Poco prima: Adele a me.
“Tu l’hai conosciuto Pietro?”
“Chi?”
“Pietro, il nuovo ragazzo della sala…”, e via con parole taglienti, non curanti del pericolo vista la maestria nel maneggiare lame. “… quello giovane, alto, con l’orecchino. Quello che parla un sacco. Oddio quanto parla.”
“Abbiamo un altro Simo?”
“Un altro Simo, esatto. Pensa che oggi al turno di pranzo, stavo mangiando lì sulla mensola, quando mi si è avvicinato: <<ma tu sei figlia unica? No perché io ho un fratello più grande, ma non andiamo molto d’accordo.>> e non la smetteva di raccontarmi della sua vita, la sua famiglia, i suoi genitori… Io così! Posso mangiare?”
Poco dopo, io a Morty
“Have you met this guy, Pietro? It seems that we’ve another Simo…”, forse io, forse cercando consensi.
“Oh no man, but you know, I don’t care.”
“What do you mean?”
“I’m not like you guys”, eccola la vera lama, “I don’t wanna judge.
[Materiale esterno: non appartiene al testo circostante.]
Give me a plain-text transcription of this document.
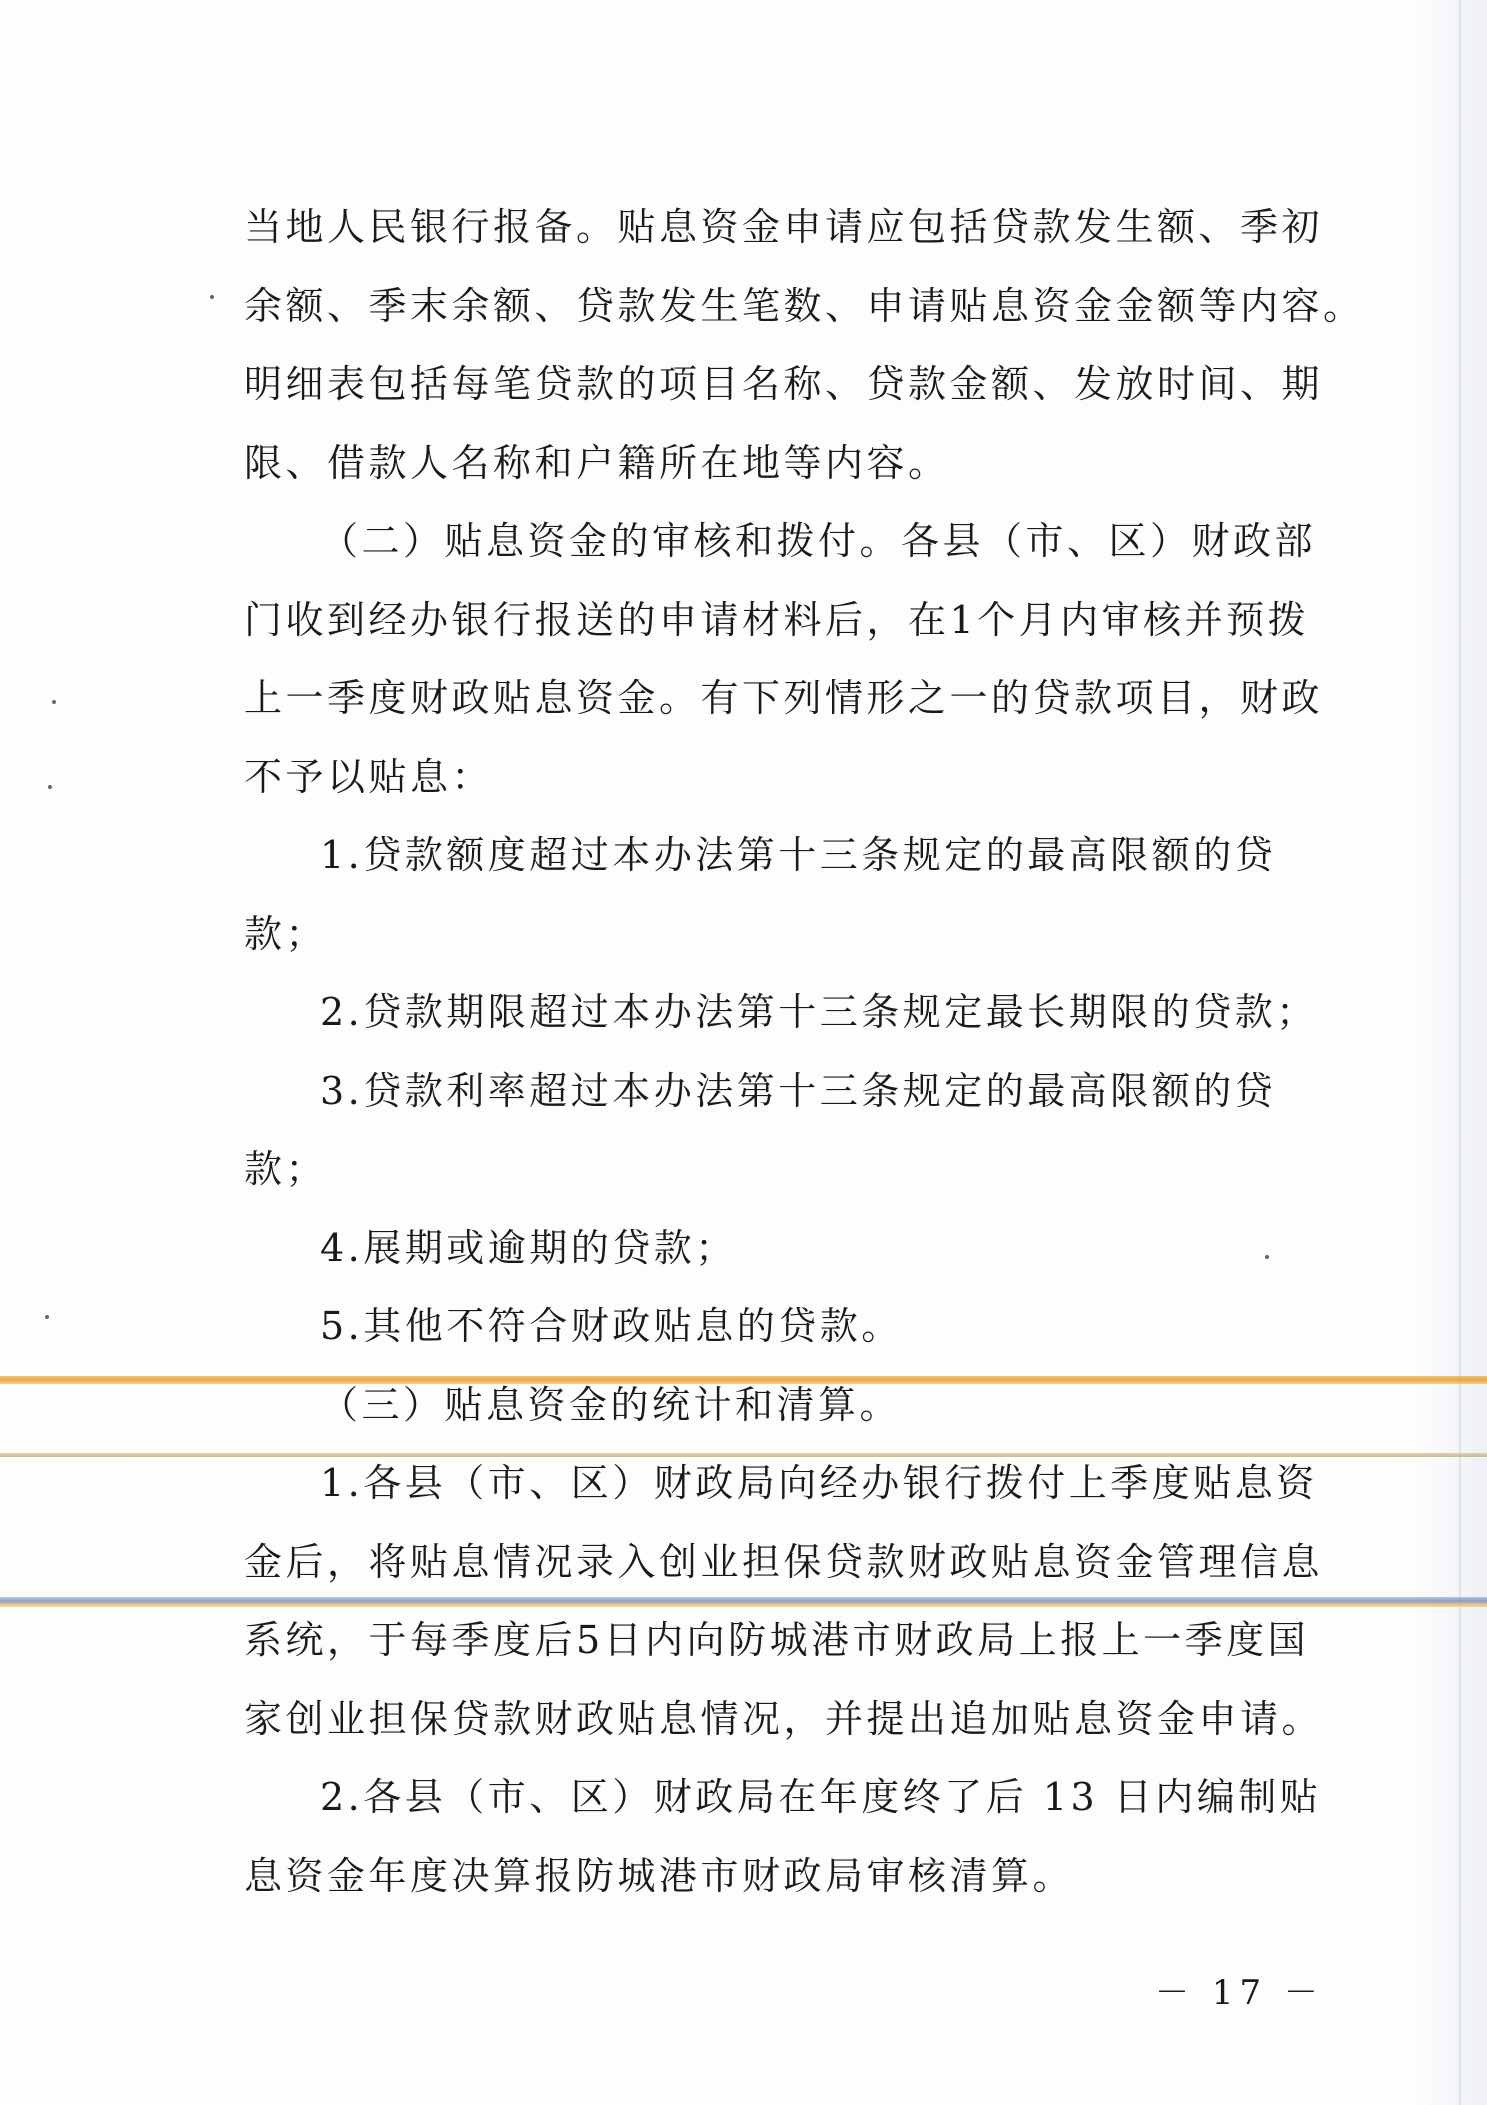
当地人民银行报备。贴息资金申请应包括贷款发生额、季初
余额、季末余额、贷款发生笔数、申请贴息资金金额等内容。
明细表包括每笔贷款的项目名称、贷款金额、发放时间、期
限、借款人名称和户籍所在地等内容。
（二）贴息资金的审核和拨付。各县（市、区）财政部
门收到经办银行报送的申请材料后，在1个月内审核并预拨
上一季度财政贴息资金。有下列情形之一的贷款项目，财政
不予以贴息：
1.贷款额度超过本办法第十三条规定的最高限额的贷
款；
2.贷款期限超过本办法第十三条规定最长期限的贷款；
3.贷款利率超过本办法第十三条规定的最高限额的贷
款；
4.展期或逾期的贷款；
5.其他不符合财政贴息的贷款。
（三）贴息资金的统计和清算。
1.各县（市、区）财政局向经办银行拨付上季度贴息资
金后，将贴息情况录入创业担保贷款财政贴息资金管理信息
系统，于每季度后5日内向防城港市财政局上报上一季度国
家创业担保贷款财政贴息情况，并提出追加贴息资金申请。
2.各县（市、区）财政局在年度终了后 13 日内编制贴
息资金年度决算报防城港市财政局审核清算。
－ 17 －
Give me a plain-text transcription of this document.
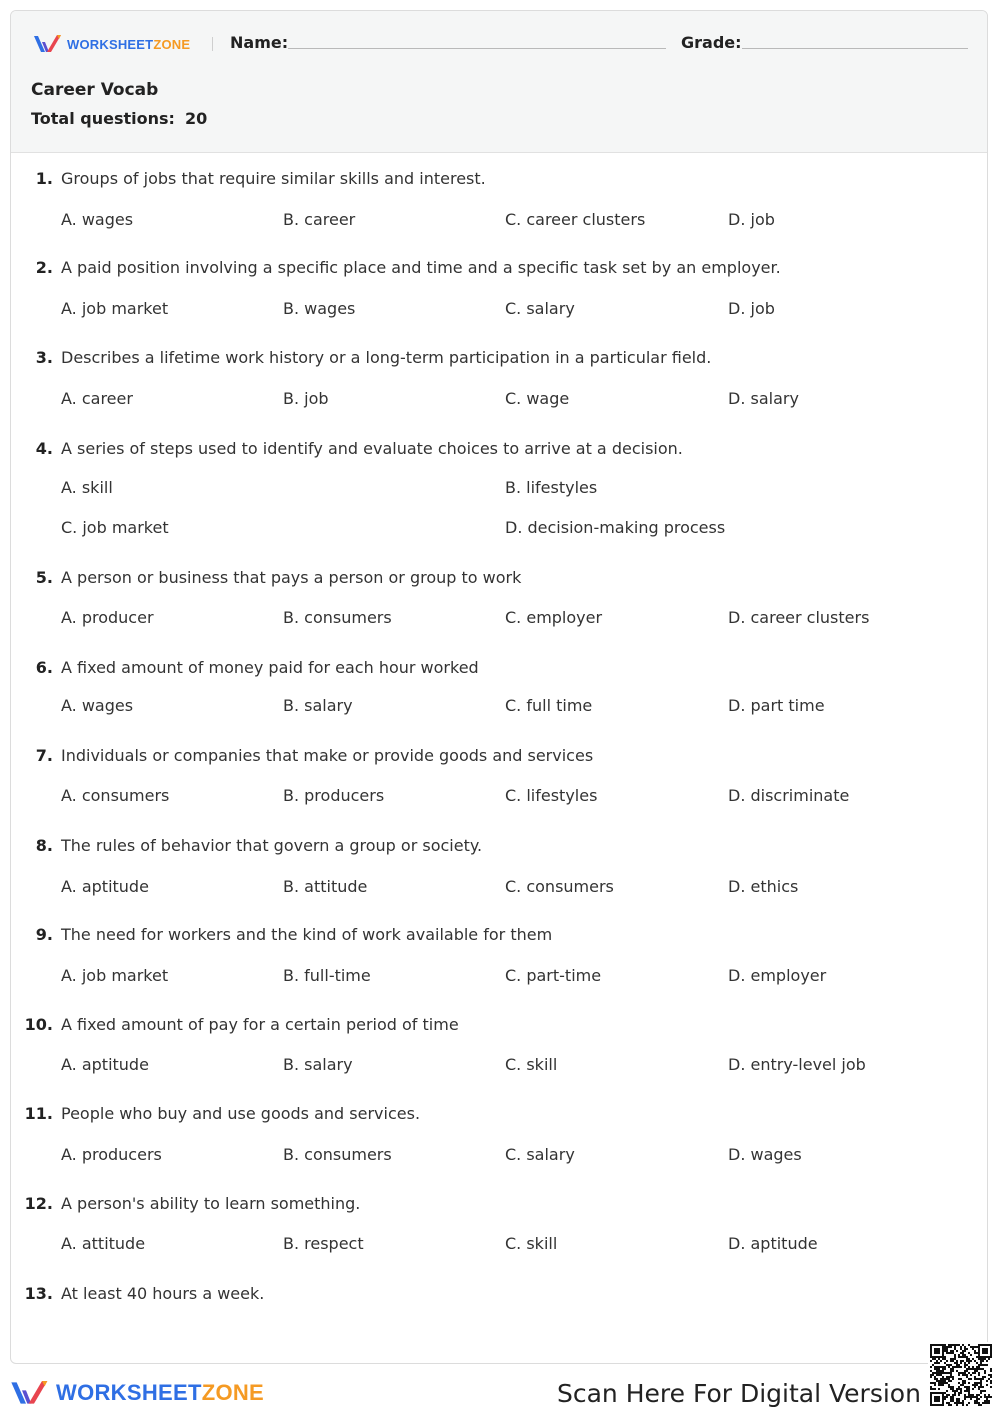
WORKSHEETZONE Name:	Grade:
Career Vocab
Total questions: 20
1. Groups of jobs that require similar skills and interest.
A. wages	B. career	C. career clusters	D. job
2. A paid position involving a specific place and time and a specific task set by an employer.
A. job market	B. wages	C. salary	D. job
3. Describes a lifetime work history or a long-term participation in a particular field.
A. career	B. job	C. wage	D. salary
4. A series of steps used to identify and evaluate choices to arrive at a decision.
A. skill	B. lifestyles
C. job market	D. decision-making process
5. A person or business that pays a person or group to work
A. producer	B. consumers	C. employer	D. career clusters
6. A fixed amount of money paid for each hour worked
A. wages	B. salary	C. full time	D. part time
7. Individuals or companies that make or provide goods and services
A. consumers	B. producers	C. lifestyles	D. discriminate
8. The rules of behavior that govern a group or society.
A. aptitude	B. attitude	C. consumers	D. ethics
9. The need for workers and the kind of work available for them
A. job market	B. full-time	C. part-time	D. employer
10. A fixed amount of pay for a certain period of time
A. aptitude	B. salary	C. skill	D. entry-level job
11. People who buy and use goods and services.
A. producers	B. consumers	C. salary	D. wages
12. A person's ability to learn something.
A. attitude	B. respect	C. skill	D. aptitude
13. At least 40 hours a week.
WORKSHEETZONE	Scan Here For Digital Version
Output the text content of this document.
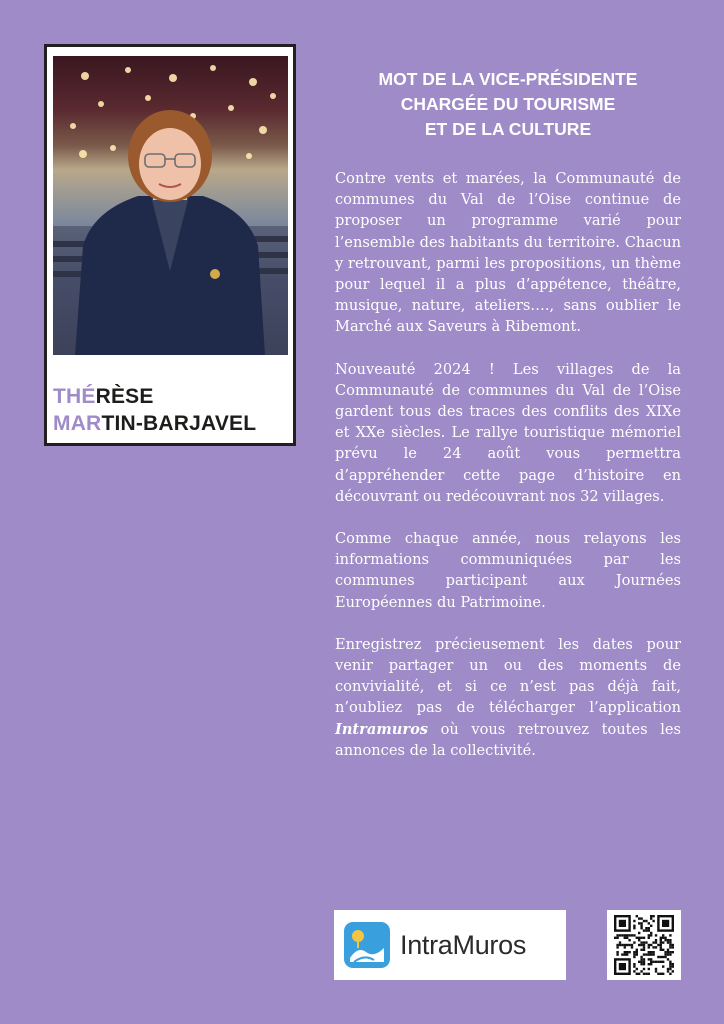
THÉRÈSE
MARTIN-BARJAVEL
MOT DE LA VICE-PRÉSIDENTE
CHARGÉE DU TOURISME
ET DE LA CULTURE

Contre vents et marées, la Communauté de communes du Val de l’Oise continue de proposer un programme varié pour l’ensemble des habitants du territoire. Chacun y retrouvant, parmi les propositions, un thème pour lequel il a plus d’appétence, théâtre, musique, nature, ateliers…., sans oublier le Marché aux Saveurs à Ribemont.

Nouveauté 2024 ! Les villages de la Communauté de communes du Val de l’Oise gardent tous des traces des conflits des XIXe et XXe siècles. Le rallye touristique mémoriel prévu le 24 août vous permettra d’appréhender cette page d’histoire en découvrant ou redécouvrant nos 32 villages.

Comme chaque année, nous relayons les informations communiquées par les communes participant aux Journées Européennes du Patrimoine.

Enregistrez précieusement les dates pour venir partager un ou des moments de convivialité, et si ce n’est pas déjà fait, n’oubliez pas de télécharger l’application Intramuros où vous retrouvez toutes les annonces de la collectivité.

IntraMuros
I’ve never met this guy, I know that I will. Nothing else to say. Can I play a song?”
E Morty avrebbe continuato a parlare come se niente fosse. Come se quella lama non l’avesse mai sfilata dalla faretra. Perché d’altro canto era normale che io e Adele stessimo giudicando, e lo era altrettanto che Morty, quel giudizio, lo rendesse reale.
Mi sono colpito, e ho sentito dolore.
La ragazza dai capelli ricci e scuri
L’orologio del computer segna le 6:46.
Quello del telefono le 7:46.
Sono certo che il secondo abbia ragione e che il primo stia manifestando i primi segnali di cedimento.
Ho aperto gli occhi anticipando la sveglia di quasi un’ora, e non per fare i soliti addominali. Mi sono svegliato eccitato, con un erezione imperitura, dopo aver sognato di fare del gran sesso.
Io, e un centro commerciale adibito a luogo per ospitare eventi. Sesso.
Io, e la casa dove abitavo prima in piazza Carducci. Sesso.
Io, e questa ragazza dai capelli ricci e scuri, il cui volto non ricordo: una trasposizione intellettuale di uno spirito animalesco, creatasi nel sogno e attraverso il sogno giunta ai fianchi del monte libido.
Ho memoria, più fisica che dell’altrove, di un sesso famelico e un incedere incauto. Mai come nella cornice di questa notte mi sono sentito così sicuro.
L’ambizione divenuta richiesta.
Il desiderio manifestazione.
Il gesto gesto, e non tutti quei significati che immelmano l’acqua fino a impedirne lo scorrimento a valle.
Mi sono svegliato con l’idea di mettermi a scrivere e le mani nelle mutande. Cosa me ne faccio allora di ste mani? Devo prendere una decisione, e devo farlo nel mondo reale, là dove pesa, là dove vivo circospetto e punzecchiato dagli aculei dei miei sensi di colpa.
Lei intanto, la ragazza dai capelli ricci e scuri, fiammeggiava sul mio corpo. Proprio lì, nell’angolo del salotto, dove sapevamo entrambi che ci avrebbero visti, ci sentivamo comunque al sicuro.
Il suo ventre che baciava il mio mentre le cosce si incastravano tra i sudori degli spasmi. Il mio pene solido e felice, riscaldato dal suo abbraccio bagnato. Le mani che non erano più mani. Le braccia che non erano più braccia. Solo il desiderio di lacerarle la schiena, e farla a brandelli, per renderla ancora più mia, ancora più sua. Con la stessa violenza unire i volti: fronte a fronte, naso a naso. Con le mia dita a strizzarle i capelli, e le sue a perforami il cranio. Come se quell’ingresso, nascosto tra le nostre gambe, non bastasse a conoscerci, come se volessimo penetrarci nei e attraverso i corpi tutti. Occhi negli occhi. Saliva nella saliva. Petto nel petto.
Il sogno mi offriva il punto di vista dell’angolo apposto del salotto dal pavimento di marmo. I contorni del mio corpo bruciato e la sua schiena solcata da una linea perfetta.
Un rituale violento e doveroso: l’unico attraverso il quale saremmo stati in grado di dirci addio.
Osservavo e intanto godevo.
Un punto di vista privilegiato, quello del metateatro. Quello della metavita.
E mentre poco prima sognavo di rubare alla notte una fotografia di stelle, e un uomo dalla stazza ingombrante mi chiedeva perché non aspettassi l’alba, sventravo la ragazza dai capelli ricci e scuri con un ultimo orgasmo, prima che entrambi ci sciogliessimo cenere e di noi non restasse che il fumo.